Nitekim darbe girişimi sonrası helikopterle Yunanistan'a kaçan 8 askeri görevlinin iadesi talebimiz 26 Ocak 2017 tarihinde Yunan Yüksek Mahkemesi tarafından reddedilmiştir. Gerekçede 15 Temmuz sonrası yaşanan sürece ve temel hukuk ilkelerine aykırılıklara dikkat çekilmiştir. Mahkeme kararına konu olan ilgili kısımda özetle bazı muhalefet partisi üyelerinin, insan hakları savunucularının, 150 kadar gazetecinin tutuklu bulunması, bunun dünya üzerindeki en yüksek sayıdaki tutuklu gazeteci olduğu, 2.386 yargı mensubunun yanında 40.000 kişinin özgürlüğünün kısıtlanması, 129.000 kişinin görevinden el çektirilmesi veya atılması gibi gelişmelerin üzerinde durulmuştur.

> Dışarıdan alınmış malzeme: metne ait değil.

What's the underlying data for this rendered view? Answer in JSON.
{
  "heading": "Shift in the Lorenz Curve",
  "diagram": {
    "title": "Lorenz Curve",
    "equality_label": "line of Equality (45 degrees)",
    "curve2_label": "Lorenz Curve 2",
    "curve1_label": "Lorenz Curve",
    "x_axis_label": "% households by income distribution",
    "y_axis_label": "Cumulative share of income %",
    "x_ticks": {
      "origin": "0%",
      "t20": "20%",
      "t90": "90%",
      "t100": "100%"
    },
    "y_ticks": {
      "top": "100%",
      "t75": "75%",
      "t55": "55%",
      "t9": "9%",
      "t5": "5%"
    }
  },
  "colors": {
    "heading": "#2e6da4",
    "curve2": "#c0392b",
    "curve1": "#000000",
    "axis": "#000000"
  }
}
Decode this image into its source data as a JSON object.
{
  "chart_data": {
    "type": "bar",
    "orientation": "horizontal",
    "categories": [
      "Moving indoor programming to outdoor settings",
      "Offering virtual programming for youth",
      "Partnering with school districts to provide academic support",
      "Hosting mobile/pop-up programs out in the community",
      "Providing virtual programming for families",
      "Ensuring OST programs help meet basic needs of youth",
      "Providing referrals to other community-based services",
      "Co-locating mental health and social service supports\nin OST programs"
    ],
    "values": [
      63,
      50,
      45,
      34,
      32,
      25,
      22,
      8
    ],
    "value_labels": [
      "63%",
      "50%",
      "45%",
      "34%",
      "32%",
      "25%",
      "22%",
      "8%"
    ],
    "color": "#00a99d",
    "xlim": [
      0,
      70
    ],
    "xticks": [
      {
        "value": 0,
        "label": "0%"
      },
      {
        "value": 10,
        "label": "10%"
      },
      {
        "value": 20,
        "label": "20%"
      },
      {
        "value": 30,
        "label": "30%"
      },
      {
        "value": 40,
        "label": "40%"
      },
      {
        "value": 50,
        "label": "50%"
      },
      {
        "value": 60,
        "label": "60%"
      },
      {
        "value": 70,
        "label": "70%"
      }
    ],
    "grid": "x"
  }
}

Almanya'ya yapılan 81 kişinin iade talebinin kabul edilmemesi de benzer gerekçelere dayanmaktadır. Buna karşın Tayyip Erdoğan'ın ajan-terörist dediği ve asla Almanya'ya iade edilmeyecek dediği Deniz Yücel'in Alman hükümetinin baskısı ile elini kolunu sallayarak ve özel uçakla Almanya'ya gitmesi, daha önce de Fransa ile benzer durumun yaşanması ABD için cesaret verici olmuş ve Papaz Brunson'un iadesi için işi tehdit ve şantaja vardırmıştır. Sonucunda da tutukluluğunun devamına karar veren mahkeme apar topar kararından rücu ederek papazı ev hapsiyle tahliye edivermiştir. ABD'ye bu yetmemiş, papazın tamamen tahliye ve iadesini talep ederek tehditlerini sürdürmüştür.
Ülkeyi yönetenlerin Türkiye'yi bu duruma düşürmeye hakları olmadığı gibi, gerek hukuki gerekse siyasi süreçte tehdit ve şantajlara karşı ciddi bir tavır koyamamış olmaları da düşündürücüdür.
Bütün bu durumlar uluslararası kamuoyunun gözünde Türkiye'nin Lozan'da kazanmış olduğu prestije gölge düşürmektedir.